Highlanders for Responsible Development Hold Annual Meeting
Highlanders for Responsible Development held it’s annual public meeting Sunday, September 28th at The Highland Center Pavilion. While the crowd of nearly 40 heard updates on several HRD activities, including educational initiatives, the meeting and conversation was predictably dominated by discussion of the proposed Atlantic Coast Pipeline.
HRD chair Lew Freeman:
“It is the biggest construction project to ever happen in this county, and it’s probably fair to say, if it happened, as proposed, it would be the biggest construction project ever in the state of Virginia.”
Freeman went on to explain the crux of the matter was a “conflict of values” – Dominion’s stated need for the pipeline to provide energy, along with their claimed benefits, versus the desire to protect the natural resources within Highland and our region.
Mr. Freeman expressed skepticism on the validity of Dominion’s assertions regarding economic and environmental impact, having attended several open houses himself, and communicating with attendees at others.
“You’ll find that depending on where you are, geographically, Dominion says different things to different people in different ways, sometimes in the same room. What that breeds, even in the most objective mindset, is a lack of trust about what is the answer to these questions, and how capable is Dominion to do what they say they want to do, in a way that is safe for the environment, and safe in other respects.”
Freeman reported that meetings between concerned organizations along the pipeline’s path had spurred the formation of the Allegheny-Blue Ridge Alliance, a coalition of close to 30 members dedicated to sharing information and activities regarding the project. He also noted the formation of a parallel group, the Dominion Pipeline Monitoring Coalition, headed by HRD Water Committee chair Rick Webb. This group would test the water quality along the pipeline route to set a baseline before the project begins, allowing impacts to be accurately gauged.

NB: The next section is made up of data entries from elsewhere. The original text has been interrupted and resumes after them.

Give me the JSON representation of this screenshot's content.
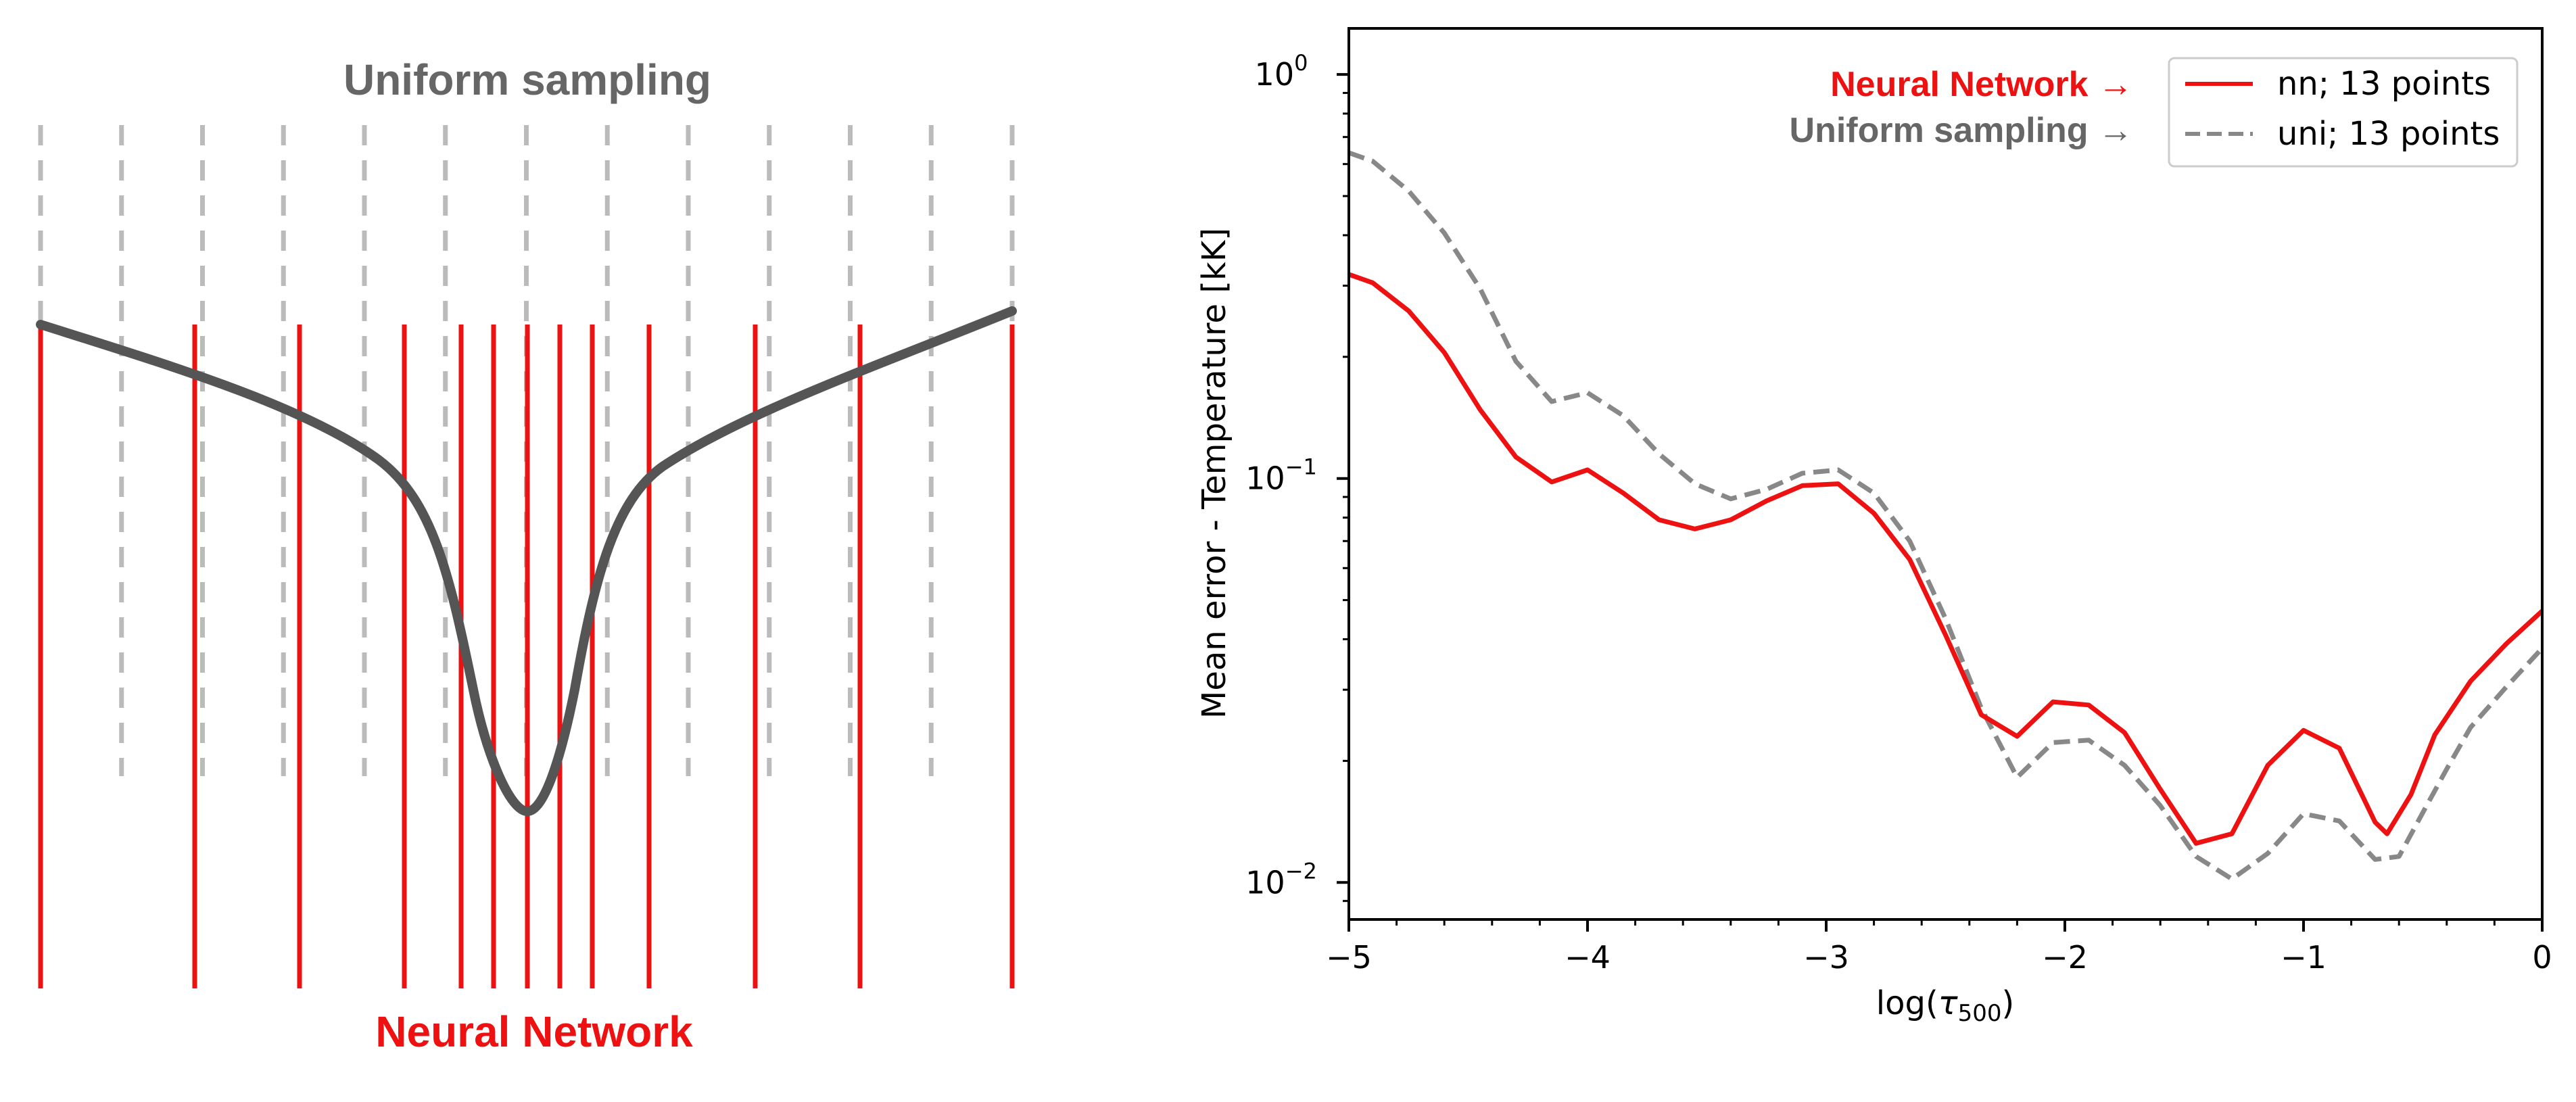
{
  "left_panel": {
    "top_label": "Uniform sampling",
    "bottom_label": "Neural Network",
    "top_label_color": "#666666",
    "bottom_label_color": "#ee1111",
    "uniform_line_color": "#bbbbbb",
    "nn_line_color": "#ee1111",
    "curve_color": "#555555"
  },
  "chart_data": [
    {
      "type": "line",
      "title": "",
      "xlabel_main": "log(",
      "xlabel_symbol": "τ",
      "xlabel_sub": "500",
      "xlabel_close": ")",
      "ylabel": "Mean  error - Temperature [kK]",
      "xlim": [
        -5,
        0
      ],
      "ylim": [
        0.0081,
        1.3
      ],
      "yscale": "log",
      "grid": false,
      "legend_placement": "top-right",
      "x_ticks": [
        {
          "value": -5,
          "label": "−5"
        },
        {
          "value": -4,
          "label": "−4"
        },
        {
          "value": -3,
          "label": "−3"
        },
        {
          "value": -2,
          "label": "−2"
        },
        {
          "value": -1,
          "label": "−1"
        },
        {
          "value": 0,
          "label": "0"
        }
      ],
      "y_ticks": [
        {
          "value": 1,
          "base": "10",
          "exp": "0"
        },
        {
          "value": 0.1,
          "base": "10",
          "exp": "−1"
        },
        {
          "value": 0.01,
          "base": "10",
          "exp": "−2"
        }
      ],
      "annotations": [
        {
          "text": "Neural Network →",
          "color": "#ee1111"
        },
        {
          "text": "Uniform sampling →",
          "color": "#666666"
        }
      ],
      "series": [
        {
          "name": "nn; 13 points",
          "color": "#ee1111",
          "dash": "solid",
          "x": [
            -5.0,
            -4.9,
            -4.75,
            -4.6,
            -4.45,
            -4.3,
            -4.15,
            -4.0,
            -3.85,
            -3.7,
            -3.55,
            -3.4,
            -3.25,
            -3.1,
            -2.95,
            -2.8,
            -2.65,
            -2.5,
            -2.35,
            -2.2,
            -2.05,
            -1.9,
            -1.75,
            -1.6,
            -1.45,
            -1.3,
            -1.15,
            -1.0,
            -0.85,
            -0.7,
            -0.65,
            -0.55,
            -0.45,
            -0.3,
            -0.15,
            0.0
          ],
          "y": [
            0.32,
            0.305,
            0.26,
            0.205,
            0.148,
            0.113,
            0.098,
            0.105,
            0.092,
            0.079,
            0.075,
            0.079,
            0.088,
            0.096,
            0.097,
            0.082,
            0.063,
            0.041,
            0.026,
            0.023,
            0.028,
            0.0275,
            0.0235,
            0.017,
            0.0125,
            0.0132,
            0.0195,
            0.0238,
            0.0215,
            0.0141,
            0.0132,
            0.0165,
            0.0232,
            0.0315,
            0.039,
            0.047
          ]
        },
        {
          "name": "uni; 13 points",
          "color": "#888888",
          "dash": "dashed",
          "x": [
            -5.0,
            -4.9,
            -4.75,
            -4.6,
            -4.45,
            -4.3,
            -4.15,
            -4.0,
            -3.85,
            -3.7,
            -3.55,
            -3.4,
            -3.25,
            -3.1,
            -2.95,
            -2.8,
            -2.65,
            -2.5,
            -2.35,
            -2.2,
            -2.05,
            -1.9,
            -1.75,
            -1.6,
            -1.45,
            -1.3,
            -1.15,
            -1.0,
            -0.85,
            -0.7,
            -0.6,
            -0.5,
            -0.4,
            -0.3,
            -0.15,
            0.0
          ],
          "y": [
            0.64,
            0.61,
            0.515,
            0.405,
            0.295,
            0.195,
            0.155,
            0.163,
            0.143,
            0.115,
            0.097,
            0.089,
            0.094,
            0.103,
            0.105,
            0.092,
            0.07,
            0.045,
            0.027,
            0.0182,
            0.0222,
            0.0225,
            0.0195,
            0.0155,
            0.0116,
            0.0102,
            0.0118,
            0.0148,
            0.0142,
            0.0114,
            0.0116,
            0.0149,
            0.0191,
            0.0242,
            0.0305,
            0.038
          ]
        }
      ]
    }
  ]
}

Freeman noted HRD and Alliance members are continuing to meet with government agencies and representatives to communicate their fears of the project’s impact, and question Dominion’s stated purposes and benefits, including doubts as to the validity of overall economic impact.
“No economic study, done by the government, done by anybody, is any better than the validity of the assumptions that go into it. I don’t know exactly what the assumptions were, but I think the assumptions were, based on what I’ve read, that there are no minuses to this, that there are no downsides, that there are only pluses.”
“Ladies and gentlemen, I don’t know of an economic activity in the history of mankind, that does not have some risk associated with it, and some negatives. The presumption here, behind this economic study is that it’s all plus, it’s all win-win. There is no such thing as win-win. What they don’t take into account here is what the costs are to the people, and to the communities that would be affected.”
Attendee Winifred Stephenson commented that in the report, it was stated that in 2019, the project would only have been responsible for 118 jobs, across the entire state of Virginia.
Freeman also noted data from the Natural Gas Supply Association website showed adequate supply of the product last winter, with spot exceptions, which would counter Dominion’s claims that the pipeline must be built to prevent price spikes and increases in cost.
The meeting ended with a period for audience questions and commentary, but before he ended his remarks, Freeman reiterated that there were still many steps before this project moves forward. He urged citizens and officials to contact government representatives and agencies with their opinions and objections, which would be taken into consideration during the final approval process. He said a list of contact information would soon be posted on the Allegheny Blue Ridge-Alliance website.